昨日、何気なくJRA-VANの競走馬登録抹消のリストを見てみたら、1頭気になる馬がいた。
「フサイチナガラガワ」
この馬の名前を見た瞬間、一つの時代が終わった感じがした。
この馬、「フサイチ」の関口房朗会長最後の所有馬。不景気の煽りが影響してか、最近メディアへの露出が全くなった。90年代、全く競馬に興味がなかった頃テレビで流れる関口会長の私生活が放送される度、「馬主さんって凄い儲かるんだなぁ・・・」と思った記憶がある。でも、今冷静に考えるとあの豪快な私生活が何年も続かないと思えるのも自分が年取った証だろう。小さい頃はある意味憧れの存在だったかもしれない。
競馬界においては「ダービー馬」フサイチコンコルドを初めフサイチソニックやフサイチペガサス、フサイチリシャール、フサイチホウオーの5頭を種牡馬として送り出した。種牡馬の実績は別として、個人馬主で5頭もの種牡馬を送り出したのはとても凄い事だと思う。

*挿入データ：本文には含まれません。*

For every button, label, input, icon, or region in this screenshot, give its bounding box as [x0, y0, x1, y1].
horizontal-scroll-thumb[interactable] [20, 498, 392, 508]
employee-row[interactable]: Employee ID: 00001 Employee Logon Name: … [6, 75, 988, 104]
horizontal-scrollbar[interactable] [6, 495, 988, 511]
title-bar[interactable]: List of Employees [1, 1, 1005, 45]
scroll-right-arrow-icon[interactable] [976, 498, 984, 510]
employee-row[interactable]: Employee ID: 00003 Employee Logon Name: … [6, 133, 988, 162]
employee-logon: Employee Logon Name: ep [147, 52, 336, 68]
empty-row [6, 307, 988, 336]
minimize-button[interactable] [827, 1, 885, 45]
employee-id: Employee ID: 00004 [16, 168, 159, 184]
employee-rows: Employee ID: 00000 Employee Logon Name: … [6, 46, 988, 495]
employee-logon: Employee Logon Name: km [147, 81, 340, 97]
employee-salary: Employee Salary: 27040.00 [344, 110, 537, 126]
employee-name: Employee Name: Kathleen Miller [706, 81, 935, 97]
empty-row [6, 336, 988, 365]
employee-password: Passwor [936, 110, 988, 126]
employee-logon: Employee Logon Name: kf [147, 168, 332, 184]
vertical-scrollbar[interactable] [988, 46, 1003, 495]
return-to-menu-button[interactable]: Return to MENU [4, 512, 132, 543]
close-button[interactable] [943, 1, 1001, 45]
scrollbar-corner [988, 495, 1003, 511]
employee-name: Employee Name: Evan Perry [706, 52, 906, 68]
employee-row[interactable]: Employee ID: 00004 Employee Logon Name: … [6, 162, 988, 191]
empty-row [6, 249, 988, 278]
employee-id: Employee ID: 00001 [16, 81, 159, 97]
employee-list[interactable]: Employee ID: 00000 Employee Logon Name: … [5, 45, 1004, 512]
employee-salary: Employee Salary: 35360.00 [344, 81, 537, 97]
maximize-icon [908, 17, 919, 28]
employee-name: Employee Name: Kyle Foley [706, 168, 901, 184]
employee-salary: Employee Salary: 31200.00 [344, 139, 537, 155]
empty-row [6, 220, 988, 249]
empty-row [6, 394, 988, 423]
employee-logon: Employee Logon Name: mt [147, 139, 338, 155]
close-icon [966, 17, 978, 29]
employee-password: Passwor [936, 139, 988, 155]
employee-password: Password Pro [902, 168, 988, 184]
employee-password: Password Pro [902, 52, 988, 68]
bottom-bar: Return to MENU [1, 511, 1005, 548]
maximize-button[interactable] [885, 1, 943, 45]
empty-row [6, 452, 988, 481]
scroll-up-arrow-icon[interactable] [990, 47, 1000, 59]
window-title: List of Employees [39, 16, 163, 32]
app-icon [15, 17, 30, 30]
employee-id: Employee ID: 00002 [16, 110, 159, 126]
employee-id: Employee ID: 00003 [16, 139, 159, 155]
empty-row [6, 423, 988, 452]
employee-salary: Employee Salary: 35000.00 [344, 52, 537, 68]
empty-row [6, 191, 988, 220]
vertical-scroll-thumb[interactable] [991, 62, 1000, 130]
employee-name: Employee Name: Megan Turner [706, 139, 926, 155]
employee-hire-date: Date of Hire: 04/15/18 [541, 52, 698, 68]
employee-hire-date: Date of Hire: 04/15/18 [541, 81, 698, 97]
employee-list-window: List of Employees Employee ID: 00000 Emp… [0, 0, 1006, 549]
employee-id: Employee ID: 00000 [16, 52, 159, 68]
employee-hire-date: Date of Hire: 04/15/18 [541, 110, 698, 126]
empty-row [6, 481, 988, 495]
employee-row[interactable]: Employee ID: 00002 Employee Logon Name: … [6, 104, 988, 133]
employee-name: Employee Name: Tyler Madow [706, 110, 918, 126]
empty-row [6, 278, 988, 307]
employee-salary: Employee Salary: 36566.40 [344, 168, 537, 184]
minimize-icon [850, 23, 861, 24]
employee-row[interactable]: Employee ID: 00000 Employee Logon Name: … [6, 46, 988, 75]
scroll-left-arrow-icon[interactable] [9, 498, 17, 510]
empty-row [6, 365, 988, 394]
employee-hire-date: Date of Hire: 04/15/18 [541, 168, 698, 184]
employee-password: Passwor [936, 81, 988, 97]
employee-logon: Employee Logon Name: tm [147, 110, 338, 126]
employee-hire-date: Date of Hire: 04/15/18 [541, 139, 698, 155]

フサイチソニック産駆は最近あまり見ないが、フサイチコンコルド産駆はダート下級条件の中距離でしぶとく活躍しており、フサイチペガサス産駆はOP馬フサイチセブン等排出している。フサイチリシャールはクロフネの、フサイチホウオーはジャングルポケットの後継種牡馬としてこれからの活躍が期待される。
あの豪快な買い物をする姿は競馬界だけでなく社会的に90年代を代表する日本の名物社長だったと思う。
これも社会の流れなので運命には逆らえないが、寂しのいと事だ・・・。